Recent work has shown that optical flow estimation can be formulated as a supervised learning task and can be successfully solved with convolutional networks. Training of the so-called FlowNet was enabled by a large synthetically generated dataset. The present paper extends the concept of optical flow estimation via convolutional networks to disparity and scene flow estimation. To this end, we propose three synthetic stereo video datasets with sufficient realism, variation, and size to successfully train large networks. Our datasets are the first large-scale datasets to enable the training and evaluation of scene flow methods. Besides the datasets, we present a convolutional network for real-time disparity estimation that provides state-of-the-art results. By combining a flow and disparity estimation network and training it jointly, we demonstrate the first scene flow estimation with a convolutional network.


FlowNet: Learning Optical Flow with Convolutional Networks

Alexey Dosovitskiy, Philipp Fischer, Eddy Ilg, Philip Hausser, Caner Hazirbas, Vladimir Golkov, Patrick Van Der Smagt, Daniel Cremers and Thomas Brox

Int.
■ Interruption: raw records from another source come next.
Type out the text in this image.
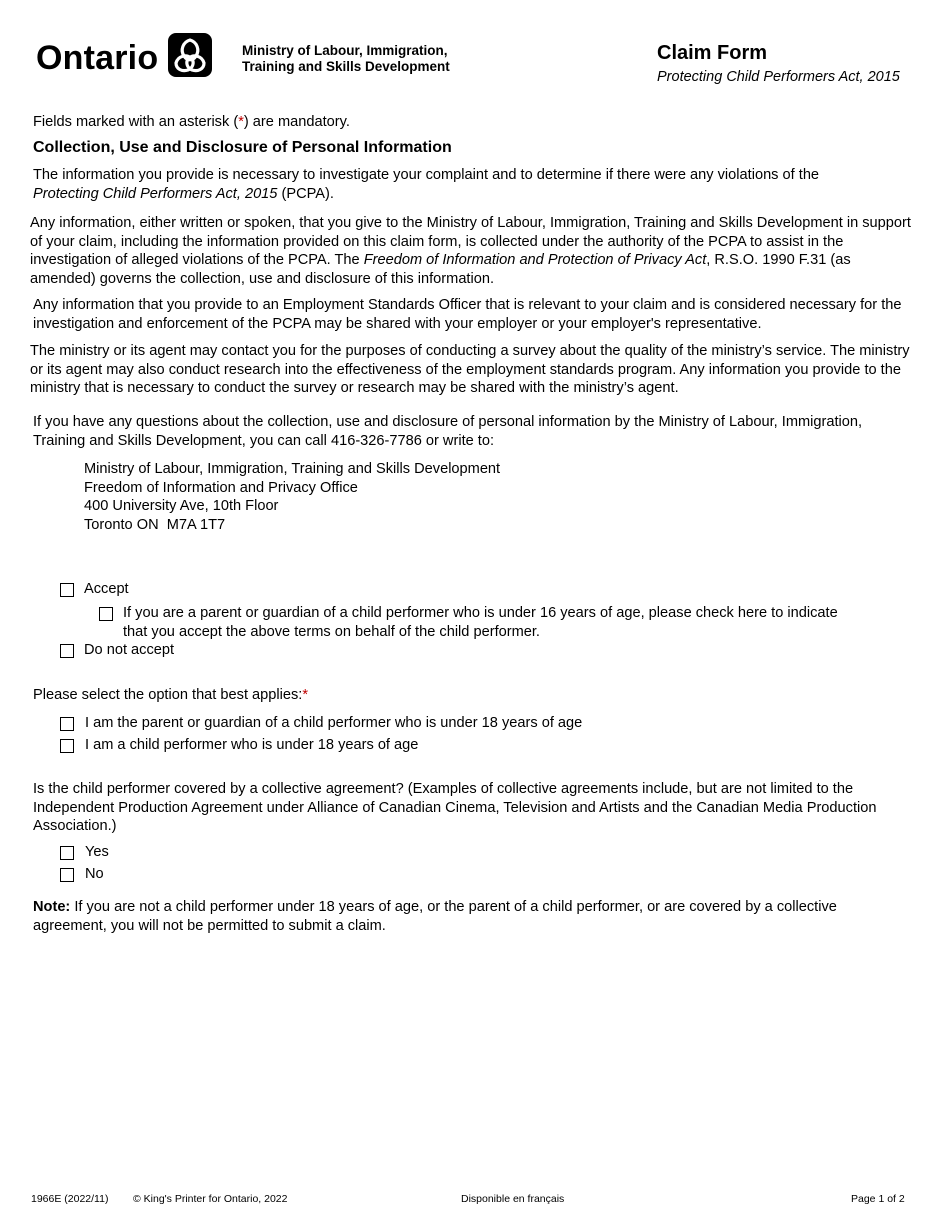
Ontario	Ministry of Labour, Immigration,
Training and Skills Development
Claim Form
Protecting Child Performers Act, 2015
Fields marked with an asterisk (*) are mandatory.
Collection, Use and Disclosure of Personal Information
The information you provide is necessary to investigate your complaint and to determine if there were any violations of the
Protecting Child Performers Act, 2015 (PCPA).
Any information, either written or spoken, that you give to the Ministry of Labour, Immigration, Training and Skills Development in support of your claim, including the information provided on this claim form, is collected under the authority of the PCPA to assist in the investigation of alleged violations of the PCPA. The Freedom of Information and Protection of Privacy Act, R.S.O. 1990 F.31 (as amended) governs the collection, use and disclosure of this information.
Any information that you provide to an Employment Standards Officer that is relevant to your claim and is considered necessary for the investigation and enforcement of the PCPA may be shared with your employer or your employer's representative.
The ministry or its agent may contact you for the purposes of conducting a survey about the quality of the ministry’s service. The ministry or its agent may also conduct research into the effectiveness of the employment standards program. Any information you provide to the ministry that is necessary to conduct the survey or research may be shared with the ministry’s agent.
If you have any questions about the collection, use and disclosure of personal information by the Ministry of Labour, Immigration, Training and Skills Development, you can call 416-326-7786 or write to:
Ministry of Labour, Immigration, Training and Skills Development
Freedom of Information and Privacy Office
400 University Ave, 10th Floor
Toronto ON  M7A 1T7
Accept
If you are a parent or guardian of a child performer who is under 16 years of age, please check here to indicate
that you accept the above terms on behalf of the child performer.
Do not accept
Please select the option that best applies:*
I am the parent or guardian of a child performer who is under 18 years of age
I am a child performer who is under 18 years of age
Is the child performer covered by a collective agreement? (Examples of collective agreements include, but are not limited to the Independent Production Agreement under Alliance of Canadian Cinema, Television and Artists and the Canadian Media Production Association.)
Yes
No
Note: If you are not a child performer under 18 years of age, or the parent of a child performer, or are covered by a collective agreement, you will not be permitted to submit a claim.
1966E (2022/11) © King's Printer for Ontario, 2022	Disponible en français	Page 1 of 2
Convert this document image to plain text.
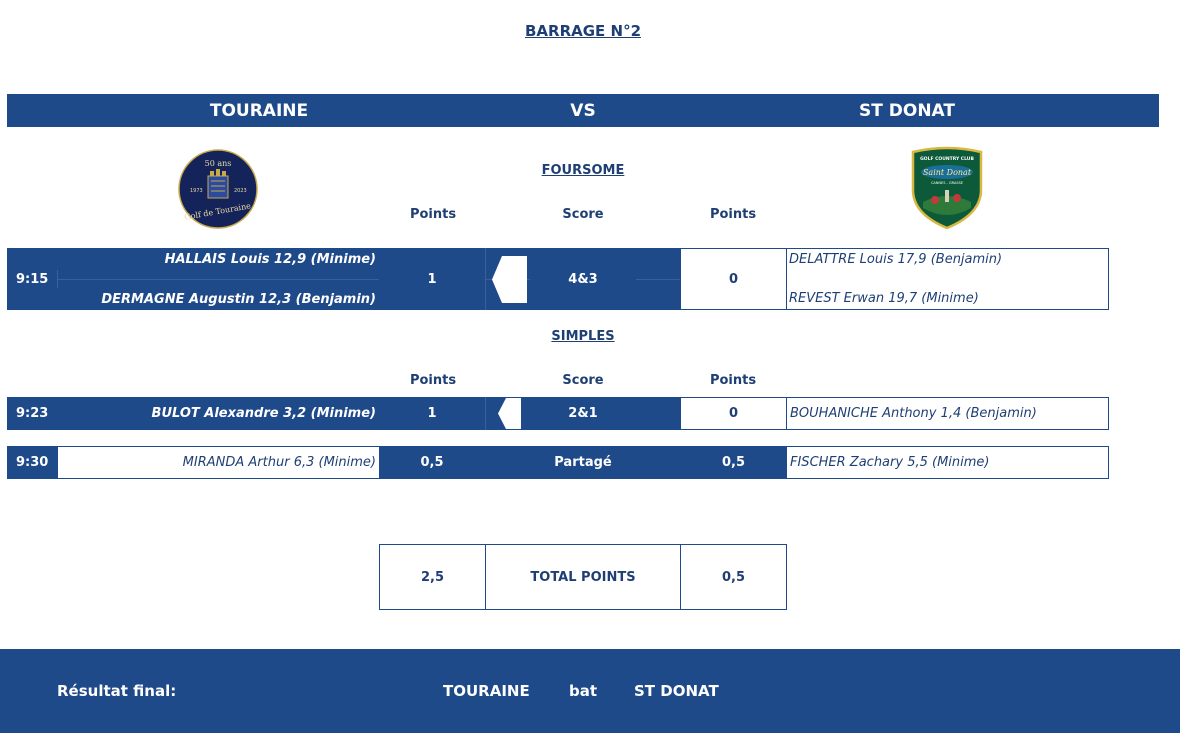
BARRAGE N°2
TOURAINE	VS	ST DONAT
50 ans
1973	2023
Golf de Touraine
GOLF COUNTRY CLUB
Saint Donat
CANNES - GRASSE
FOURSOME
Points	Score	Points
9:15
HALLAIS Louis 12,9 (Minime)
DERMAGNE Augustin 12,3 (Benjamin)
1	4&3	0
DELATTRE Louis 17,9 (Benjamin)
REVEST Erwan 19,7 (Minime)
SIMPLES
Points	Score	Points
9:23	BULOT Alexandre 3,2 (Minime)	1	2&1	0	BOUHANICHE Anthony 1,4 (Benjamin)
9:30	MIRANDA Arthur 6,3 (Minime)	0,5	Partagé	0,5	FISCHER Zachary 5,5 (Minime)
2,5	TOTAL POINTS	0,5
Résultat final:	TOURAINE	bat ST DONAT
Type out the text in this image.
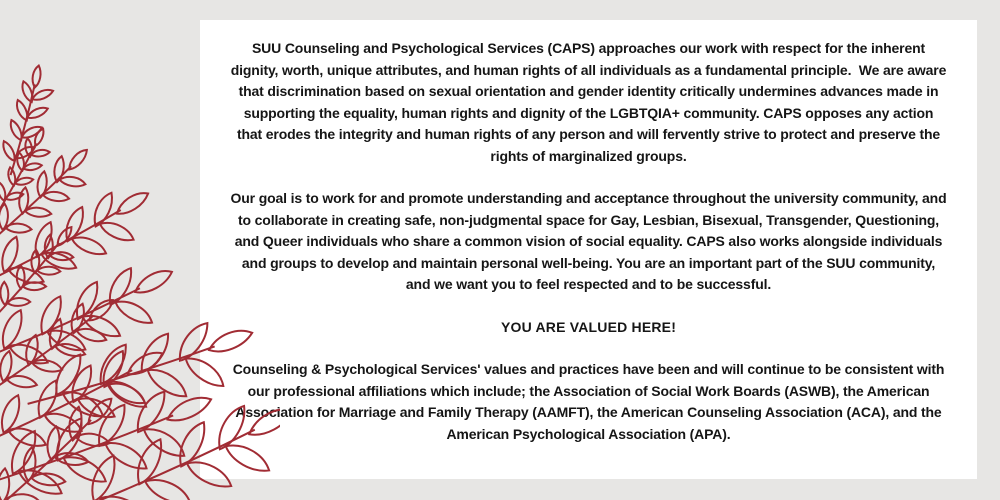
SUU Counseling and Psychological Services (CAPS) approaches our work with respect for the inherent dignity, worth, unique attributes, and human rights of all individuals as a fundamental principle.  We are aware that discrimination based on sexual orientation and gender identity critically undermines advances made in supporting the equality, human rights and dignity of the LGBTQIA+ community. CAPS opposes any action that erodes the integrity and human rights of any person and will fervently strive to protect and preserve the rights of marginalized groups.

Our goal is to work for and promote understanding and acceptance throughout the university community, and to collaborate in creating safe, non-judgmental space for Gay, Lesbian, Bisexual, Transgender, Questioning, and Queer individuals who share a common vision of social equality. CAPS also works alongside individuals and groups to develop and maintain personal well-being. You are an important part of the SUU community, and we want you to feel respected and to be successful.

YOU ARE VALUED HERE!

Counseling & Psychological Services' values and practices have been and will continue to be consistent with our professional affiliations which include; the Association of Social Work Boards (ASWB), the American Association for Marriage and Family Therapy (AAMFT), the American Counseling Association (ACA), and the American Psychological Association (APA).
Conference on Computer Vision (ICCV) 2015

Convolutional neural networks (CNNs) have recently been very successful in a variety of computer vision tasks, especially those linked to recognition. Optical flow estimation has not been among the tasks CNN’s succeeded at. In this paper, we construct CNNs that are capable of solving the optical flow estimation problem as a supervised learning task. We propose and compare two architectures: a generic architecture and another one including a layer that correlates feature vectors at different image locations. Since existing ground truth data sets are not sufficiently large to train a CNN, we generate a large synthetic Flying Chairs dataset. We show that networks trained on this unrealistic data still generalize very well to existing datasets such as Sintel and KITTI, achieving competitive accuracy at frame rates of 5 to 10 fps.


Reconstruction of Rigid Body Models from Motion Distorted Laser Range Data Using Optical Flow

Eddy Ilg, Rainer Kuemmerle, Wolfram Burgard, Thomas Brox

Int. Conference on Robotics and Automation (ICRA) 2014

The setup of tilting a 2D laser range finder up and down is a widespread strategy to acquire 3D point clouds. This setup requires that the scene is static while the robot takes a 3D scan. If an object moves through the scene during the measurement process and one does not take into account these movements, the resulting model will get distorted. This paper presents an approach to reconstruct the 3D model of a moving rigid object from the inconsistent set of 2D measurements by the help of a camera. Our approach utilizes optical flow in the camera images to estimate the motion in the image plane and point-line constraints to compensate the missing information about the motion in depth. We combine multiple sweeps and/or views into to a single consistent model using a point-to-plane ICP approach and optimize single sweeps by smoothing the resulting trajectory. Experiments obtained in real outdoor scenarios with moving cars demonstrate that our approach yields accurate models.